In this the second of the series of Articles taken from David’s paper (Will your will work well”) David describes and explains various types of Wills
Under our will we appoint executors (who become trustees if administration of our estate goes beyond the “executors year”) to get in our assets, deal with our liabilities and distribute our estate according to our wishes – holding certain assets as trustees if the entitlement to them is postponed.
The types of wills include:
- Wills in contemplation of marriage. Any will is revoked by marriage. However, because newly weds might not be focussed on the need to make new wills immediately after their wedding, the law provides for them to make their wills prior to marriage. Any will that is expressed to be in contemplation of marriage to a certain person will not be revoked by the will makers marriage to that person.
- Mutual wills. These are rare but they have their place. Here each will maker benefits the other and agreed beneficiaries in reliance on the other will maker not changing their will without joint agreement. Because it takes away testamentary freedom (the right to revoke your will by making another) I have never been confident that a mutual will can “stick”. However, I am sure they have their place.
- Wills creating legacies, bequests, donating organs, directing cremation/burial, imposing conditions on inheritances such as age, marital status etc.
- Wills creating life/widowhood interests. These provisions give limited rights until the beneficiary dies or remarries. The Death Certificate or Marriage Certificate evidences the end of the interest.

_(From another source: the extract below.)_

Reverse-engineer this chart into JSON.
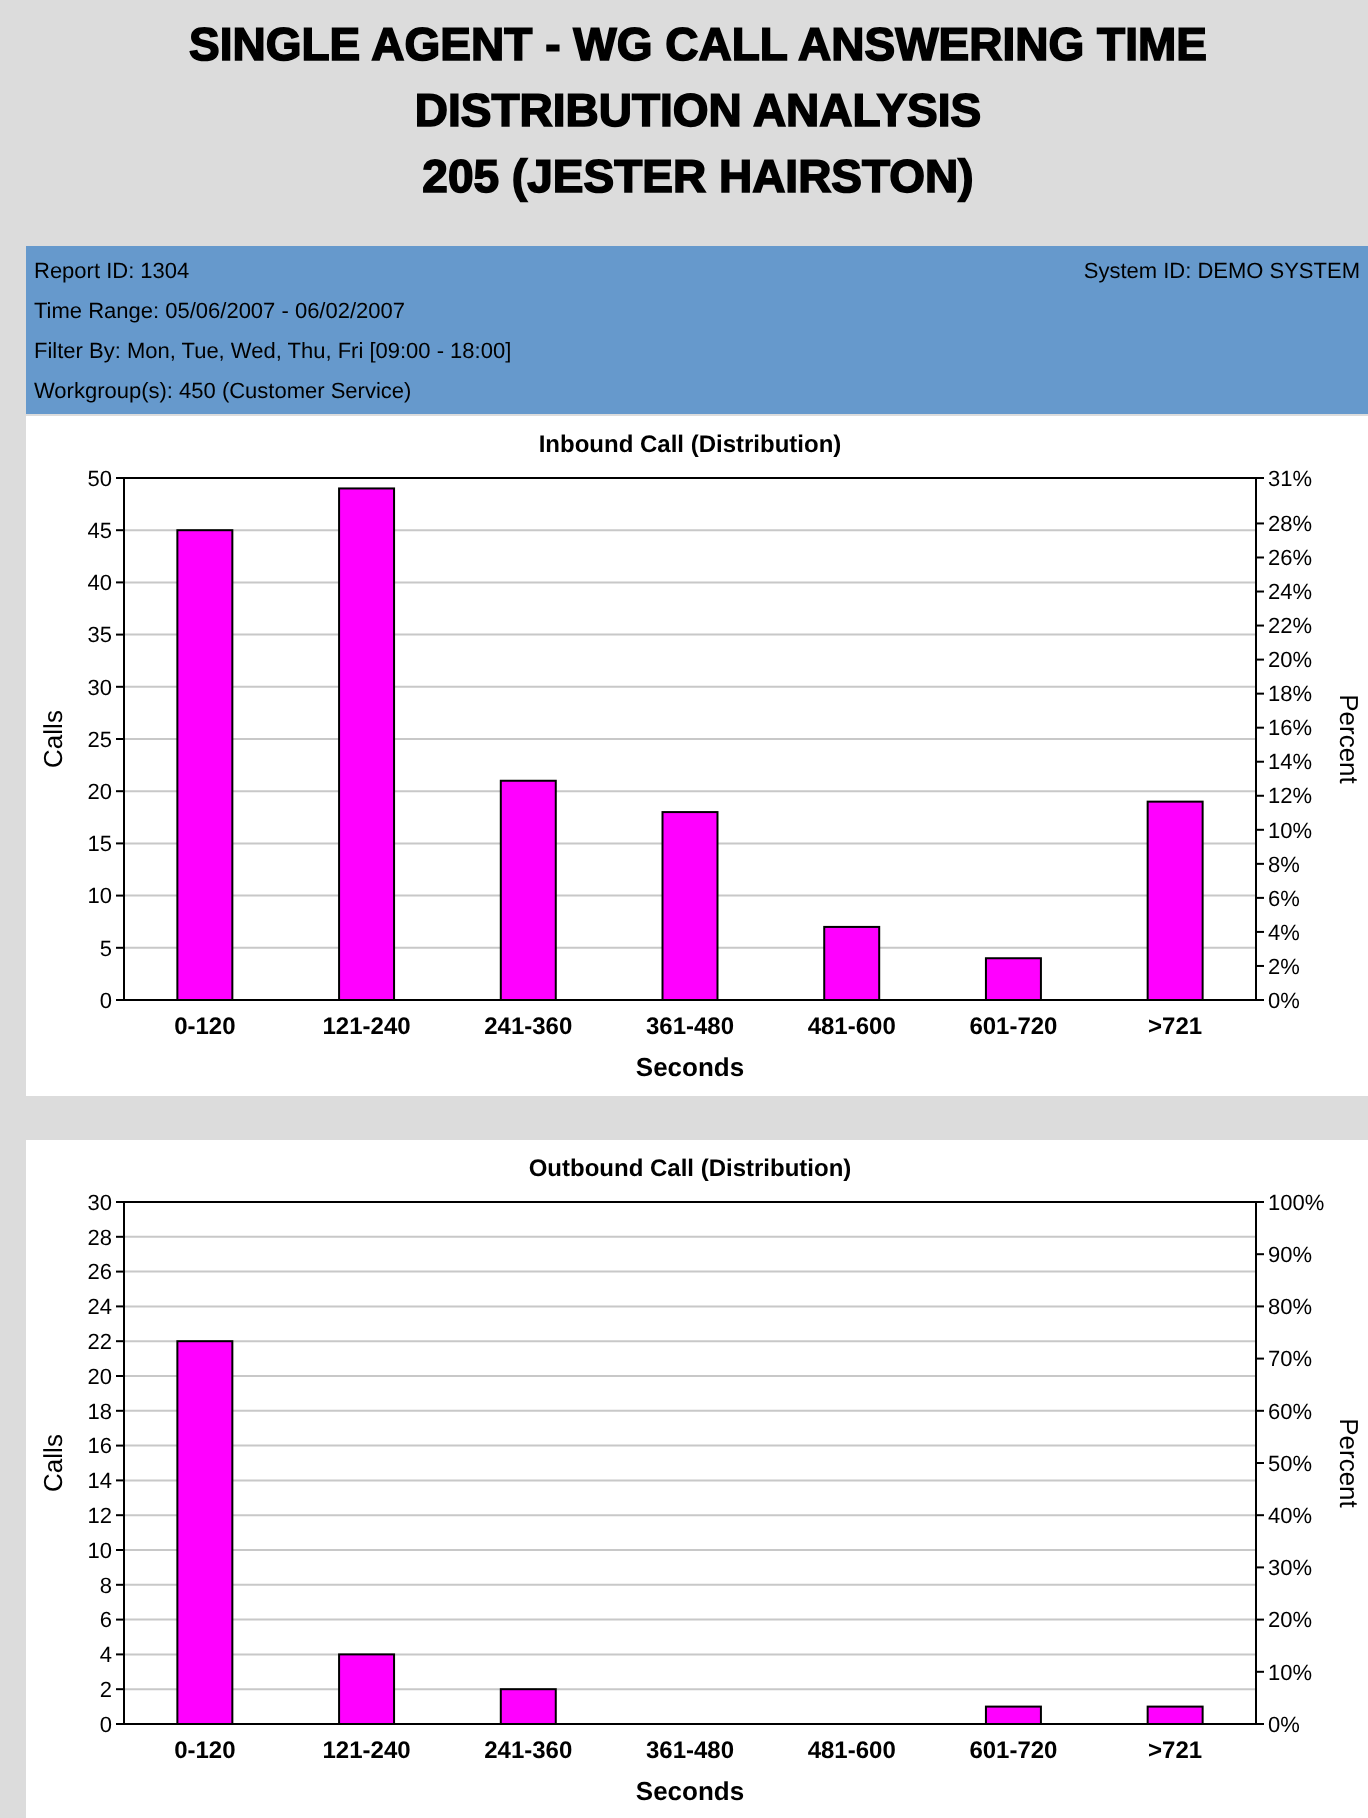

- Wills creating rights of occupation. These are common for blended families and in de facto relationships. The danger with them is how to determine when the right ends. Often it is left to the trustees to determine whether the beneficiary is in a new relationship (how many days/weeks residence, toothbrush test, holidays) so if the trustees are the surviving partner and a child from the first relationship (who is to benefit when the right ceases) then there is a conflict and often an argument as to when the right has ceased.
- Hotchpot provisions. These take into account gifts/loans (other than small amounts for Christmas, birthdays etc) made by the will maker during his/her lifetime. Such gifts and loans are taken into account prior to distribution of the deceased’s estate to even out the entitlement of the beneficiaries.